Hydrogen cyanide gas is an important toxin in smoke from industrial and residential fires, industrial accidents and release through acts of terrorism. Cyanide acts extremely rapidly and can cause death within minutes. In the United States, there are approximately 5,000-10,000 deaths due to smoke inhalation annually. Cyanide may be responsible for many of these deaths, because it is released from the combustion of plastics, wool, and other nitrogen-containing materials.
Combustion of synthetic products that contain carbon and nitrogen, such as plastics and synthetic fibers, releases cyanide.

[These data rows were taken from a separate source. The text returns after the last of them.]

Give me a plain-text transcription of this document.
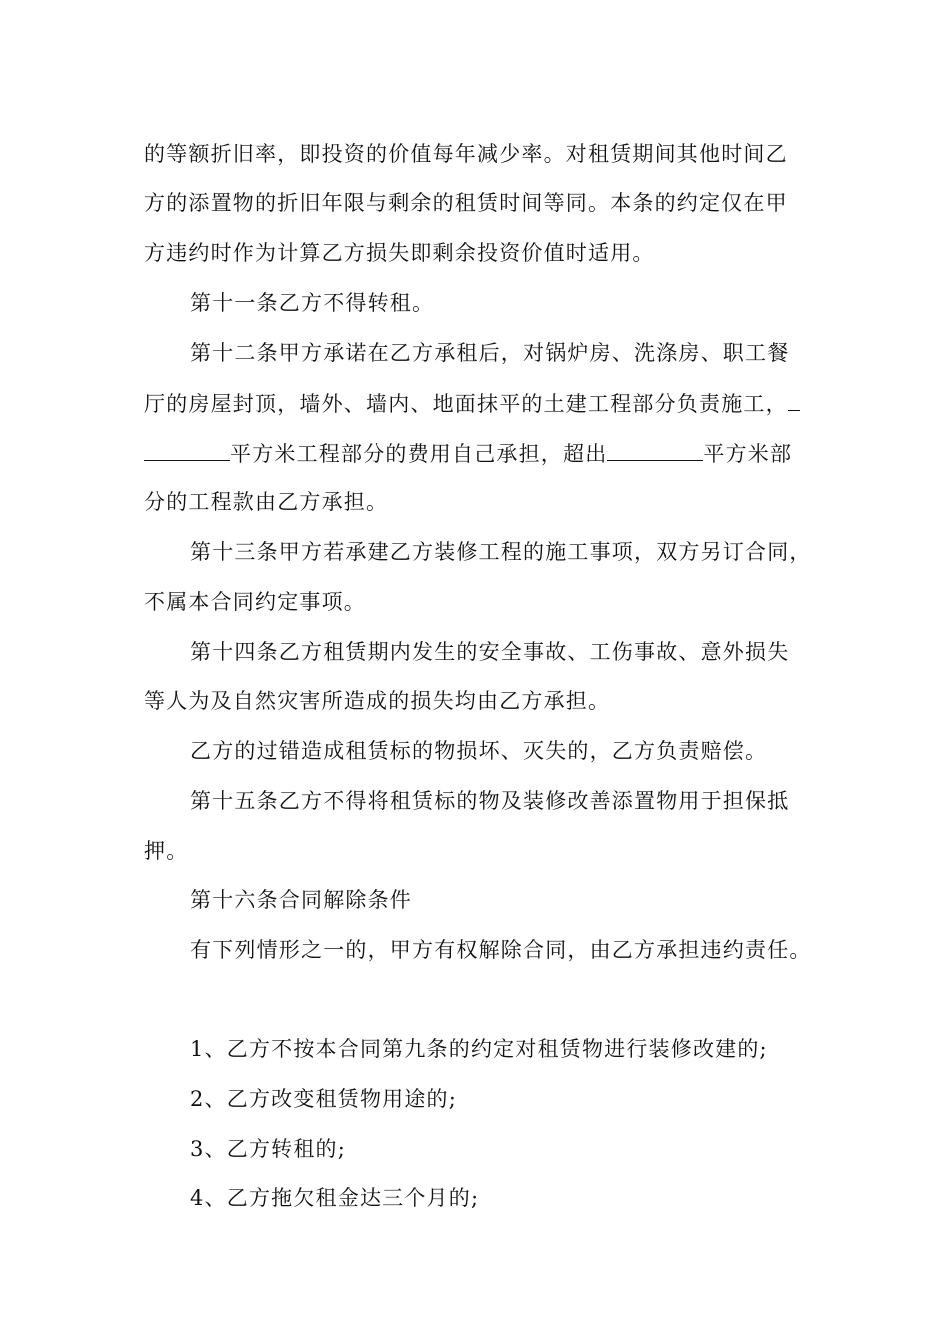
的等额折旧率，即投资的价值每年减少率。对租赁期间其他时间乙
方的添置物的折旧年限与剩余的租赁时间等同。本条的约定仅在甲
方违约时作为计算乙方损失即剩余投资价值时适用。
第十一条乙方不得转租。
第十二条甲方承诺在乙方承租后，对锅炉房、洗涤房、职工餐
厅的房屋封顶，墙外、墙内、地面抹平的土建工程部分负责施工，
平方米工程部分的费用自己承担，超出	平方米部
分的工程款由乙方承担。
第十三条甲方若承建乙方装修工程的施工事项，双方另订合同，
不属本合同约定事项。
第十四条乙方租赁期内发生的安全事故、工伤事故、意外损失
等人为及自然灾害所造成的损失均由乙方承担。
乙方的过错造成租赁标的物损坏、灭失的，乙方负责赔偿。
第十五条乙方不得将租赁标的物及装修改善添置物用于担保抵
押。
第十六条合同解除条件
有下列情形之一的，甲方有权解除合同，由乙方承担违约责任。
1、乙方不按本合同第九条的约定对租赁物进行装修改建的;
2、乙方改变租赁物用途的;
3、乙方转租的;
4、乙方拖欠租金达三个月的;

There have been numerous studies of fire victims to assess the lethal levels of cyanide. Fire survivors have been found to have <20 μM cyanide in blood, while victims were found to have levels greater than 20-30 μM and in some cases as much as 100 μM cyanide in blood (Baud et al., 1991, N. Engl. J. Med., 325: 1761-1766). Cigarette smoke also contains cyanide. The nonsmoker typically averages about 0.06 μg/mL (2.31 μM) of cyanide in blood, whereas a smoker typically averages 0.17 μg/mL (6.5 μM) (Clark et al., 1981, Lancet: 1332-1335).
Cyanide is also readily used in industry in the making of plastics, in the recovery of gold and silver from ores, and in the electroplating of metals, such as silver, gold, platinum and copper (Baskin and Brewer, In Medical Aspects of Chemical and Biological Warfare, Eds. Sidell, Takafuji and Franz, TMM publications, Washington, 1997, Chapter 10, pages 271-286). Cassava root, which is used to make tapioca and is a major food source in tropical regions, releases cyanide when improperly prepared, and chronic cyanide exposure leads to konzo or tropical ataxic neuropathy. The drug sodium nitroprusside, a nitric oxide releasing agent used to treat patients with acute hypertension, releases five cyanide ions for every nitric oxide molecule and is limited by cyanide toxicity. Due to its toxicity when inhaled or ingested, cyanide could also be used as a terrorist weapon.
Therefore, there exists a need to frequently and efficiently monitor cyanide amount in the environment and in the human body to evaluate cyanide exposure and its associated risks. In cases of cyanide poisoning or suspected cyanide poisoning, there exists a need to rapidly measure cyanide amount for treatment decisions.
A variety of methods exist for measuring cyanide levels. These include a variety of chemical approaches and expensive techniques, including spectrophotometry, fluorometry, high performance liquid chromatography (HPLC), mass spectrometry, HPLC-mass spectrometry, and gas chromatography. Spectrophotometric assays can analyze multiple samples relatively quickly, but lack sensitivity and specificity, while gas chromatography, mass spectrometry, and HPLC require expensive equipment and allow only limited sample throughput. Several existing methods require laborious multistep sample pre-treatment are not amenable for use in the field. Neither does there exist an integrated device which processes the sample, induces and controls the chemical reactions and provides an objective measure of cyanide within the sample. Thus, a field-deployable device for rapid cyanide detection is clearly needed.